Column order is not preserved.

julia> names(dfOHLCV)
6-element Array{Symbol,1}:
 :Date
 :Open
 :High
 :Low
 :Close
 :Volume

julia> colnames(tsOHLCV)
5-element Array{UTF8String,1}:
 "Open"
 "High"
 "Low"
 "Close"
 "Volume"

but

julia> ta.valnames
(:Close,:High,:Volume,:Low,:Open)

Maybe an OrderedDict might be use see a similar issue here https://github.com/JuliaStats/DataFrames.jl/issues/950

I also noticed that Volume type (Int64) is not preserved. Volume seems to be converted to Float64 when using TimeArray (from TimeSeries.jl) to TArray

tanmaykm commented 8 years ago

TimeArray stores all columns in the same array. It promoted Int64 volume column to Float64. DataFrame can handle differently typed columns though.

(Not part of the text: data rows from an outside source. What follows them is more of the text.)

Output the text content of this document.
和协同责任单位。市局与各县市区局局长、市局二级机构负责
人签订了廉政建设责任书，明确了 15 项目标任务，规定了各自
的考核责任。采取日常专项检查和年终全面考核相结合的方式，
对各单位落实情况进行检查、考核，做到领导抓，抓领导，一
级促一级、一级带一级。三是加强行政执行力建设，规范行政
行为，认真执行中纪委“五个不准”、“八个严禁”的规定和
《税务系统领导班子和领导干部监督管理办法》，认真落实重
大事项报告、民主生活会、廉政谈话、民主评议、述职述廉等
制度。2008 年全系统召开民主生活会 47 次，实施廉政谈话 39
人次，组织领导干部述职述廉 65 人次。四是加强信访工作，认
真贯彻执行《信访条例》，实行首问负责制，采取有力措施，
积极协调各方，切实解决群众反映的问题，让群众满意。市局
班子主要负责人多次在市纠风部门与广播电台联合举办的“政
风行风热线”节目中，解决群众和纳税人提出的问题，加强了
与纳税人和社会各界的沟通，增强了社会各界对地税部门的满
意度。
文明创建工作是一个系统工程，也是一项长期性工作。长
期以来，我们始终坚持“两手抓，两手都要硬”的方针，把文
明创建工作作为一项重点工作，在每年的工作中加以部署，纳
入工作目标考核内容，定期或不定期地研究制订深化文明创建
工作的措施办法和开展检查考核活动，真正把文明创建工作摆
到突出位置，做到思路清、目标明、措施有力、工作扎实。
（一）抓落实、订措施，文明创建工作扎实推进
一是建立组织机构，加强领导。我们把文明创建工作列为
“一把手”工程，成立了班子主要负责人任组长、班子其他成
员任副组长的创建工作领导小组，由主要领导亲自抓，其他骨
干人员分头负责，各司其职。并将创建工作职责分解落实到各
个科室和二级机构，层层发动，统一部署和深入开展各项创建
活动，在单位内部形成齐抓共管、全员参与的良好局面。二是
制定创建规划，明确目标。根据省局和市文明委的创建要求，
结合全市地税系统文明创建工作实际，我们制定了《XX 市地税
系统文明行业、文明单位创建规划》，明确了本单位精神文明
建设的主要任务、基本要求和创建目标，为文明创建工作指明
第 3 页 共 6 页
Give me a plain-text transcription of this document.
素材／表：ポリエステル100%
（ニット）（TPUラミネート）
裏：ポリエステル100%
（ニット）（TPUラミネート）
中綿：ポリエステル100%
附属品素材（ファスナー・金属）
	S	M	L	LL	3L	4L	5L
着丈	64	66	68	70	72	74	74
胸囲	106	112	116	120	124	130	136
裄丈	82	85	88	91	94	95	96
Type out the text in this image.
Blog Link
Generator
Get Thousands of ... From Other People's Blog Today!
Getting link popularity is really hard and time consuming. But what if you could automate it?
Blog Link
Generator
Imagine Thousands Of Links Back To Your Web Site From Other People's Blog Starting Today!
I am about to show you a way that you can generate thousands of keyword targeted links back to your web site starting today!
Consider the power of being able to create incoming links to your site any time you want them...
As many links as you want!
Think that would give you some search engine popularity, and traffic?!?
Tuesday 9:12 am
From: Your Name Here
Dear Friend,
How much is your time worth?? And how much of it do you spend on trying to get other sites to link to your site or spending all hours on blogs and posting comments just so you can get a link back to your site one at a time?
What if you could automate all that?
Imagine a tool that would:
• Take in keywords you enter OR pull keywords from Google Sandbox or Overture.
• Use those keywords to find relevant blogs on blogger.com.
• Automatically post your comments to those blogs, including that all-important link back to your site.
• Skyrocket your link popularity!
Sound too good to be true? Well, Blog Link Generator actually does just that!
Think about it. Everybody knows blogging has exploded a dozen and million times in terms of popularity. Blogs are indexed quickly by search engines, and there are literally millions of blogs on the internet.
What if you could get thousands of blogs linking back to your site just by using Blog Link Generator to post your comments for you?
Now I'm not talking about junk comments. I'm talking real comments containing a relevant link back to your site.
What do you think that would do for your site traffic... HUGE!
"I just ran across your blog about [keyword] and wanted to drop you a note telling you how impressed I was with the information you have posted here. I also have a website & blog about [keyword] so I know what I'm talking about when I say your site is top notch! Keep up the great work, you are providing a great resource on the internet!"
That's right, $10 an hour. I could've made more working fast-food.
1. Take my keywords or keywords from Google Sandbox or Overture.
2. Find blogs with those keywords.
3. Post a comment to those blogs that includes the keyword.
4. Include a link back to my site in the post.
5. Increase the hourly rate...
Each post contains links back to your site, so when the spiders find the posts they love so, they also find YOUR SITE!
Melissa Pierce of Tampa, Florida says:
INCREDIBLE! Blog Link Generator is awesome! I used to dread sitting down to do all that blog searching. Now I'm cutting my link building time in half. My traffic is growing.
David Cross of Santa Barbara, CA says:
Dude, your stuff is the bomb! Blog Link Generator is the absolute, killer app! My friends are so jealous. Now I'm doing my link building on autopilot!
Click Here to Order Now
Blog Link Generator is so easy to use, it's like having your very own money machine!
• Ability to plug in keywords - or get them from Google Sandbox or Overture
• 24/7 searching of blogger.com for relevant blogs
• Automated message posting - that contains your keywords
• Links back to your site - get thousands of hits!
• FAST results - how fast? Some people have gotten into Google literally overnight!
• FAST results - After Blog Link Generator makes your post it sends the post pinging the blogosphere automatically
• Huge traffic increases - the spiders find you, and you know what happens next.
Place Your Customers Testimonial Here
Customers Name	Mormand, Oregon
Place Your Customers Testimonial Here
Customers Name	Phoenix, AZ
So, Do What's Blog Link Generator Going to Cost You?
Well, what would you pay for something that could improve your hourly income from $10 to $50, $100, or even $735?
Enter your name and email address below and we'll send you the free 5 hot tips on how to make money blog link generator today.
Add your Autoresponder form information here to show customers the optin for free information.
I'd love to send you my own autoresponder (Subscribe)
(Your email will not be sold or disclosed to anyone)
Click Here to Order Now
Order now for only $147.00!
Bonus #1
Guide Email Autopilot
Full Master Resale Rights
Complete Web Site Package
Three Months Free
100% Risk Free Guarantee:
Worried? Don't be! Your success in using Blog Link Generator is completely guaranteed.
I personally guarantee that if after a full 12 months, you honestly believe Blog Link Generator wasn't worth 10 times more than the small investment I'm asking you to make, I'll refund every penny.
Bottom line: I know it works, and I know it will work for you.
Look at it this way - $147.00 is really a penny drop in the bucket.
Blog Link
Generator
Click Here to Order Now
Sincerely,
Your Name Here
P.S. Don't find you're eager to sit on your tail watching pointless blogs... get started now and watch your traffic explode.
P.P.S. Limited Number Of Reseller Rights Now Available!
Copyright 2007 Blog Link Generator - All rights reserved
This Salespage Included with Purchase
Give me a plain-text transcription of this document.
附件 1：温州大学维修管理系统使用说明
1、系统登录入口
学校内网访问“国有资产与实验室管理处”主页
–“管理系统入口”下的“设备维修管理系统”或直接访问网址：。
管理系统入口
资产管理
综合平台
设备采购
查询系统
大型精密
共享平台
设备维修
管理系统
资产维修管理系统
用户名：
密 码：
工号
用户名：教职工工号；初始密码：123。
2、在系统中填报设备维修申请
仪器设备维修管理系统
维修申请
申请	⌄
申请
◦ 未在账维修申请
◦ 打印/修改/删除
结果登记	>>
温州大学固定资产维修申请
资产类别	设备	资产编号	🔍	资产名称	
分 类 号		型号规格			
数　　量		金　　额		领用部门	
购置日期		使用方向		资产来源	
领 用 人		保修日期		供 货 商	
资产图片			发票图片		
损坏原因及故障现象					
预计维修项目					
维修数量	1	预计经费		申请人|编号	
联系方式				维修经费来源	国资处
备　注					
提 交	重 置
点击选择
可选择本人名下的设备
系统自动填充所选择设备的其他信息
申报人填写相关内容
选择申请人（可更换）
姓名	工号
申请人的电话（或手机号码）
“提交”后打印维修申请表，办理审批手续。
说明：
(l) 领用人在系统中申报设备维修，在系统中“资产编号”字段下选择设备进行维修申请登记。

I think column order is not preserved because of the use of setdiff here: https://github.com/tanmaykm/JuliaTS.jl/blob/3595d41404c984209bfb0d11dad154f09a5a1e3a/src/ts.jl#L29. Will push a fix. Thanks for pointing it out.

femtotrader commented 8 years ago

Thanks @tanmaykm for your help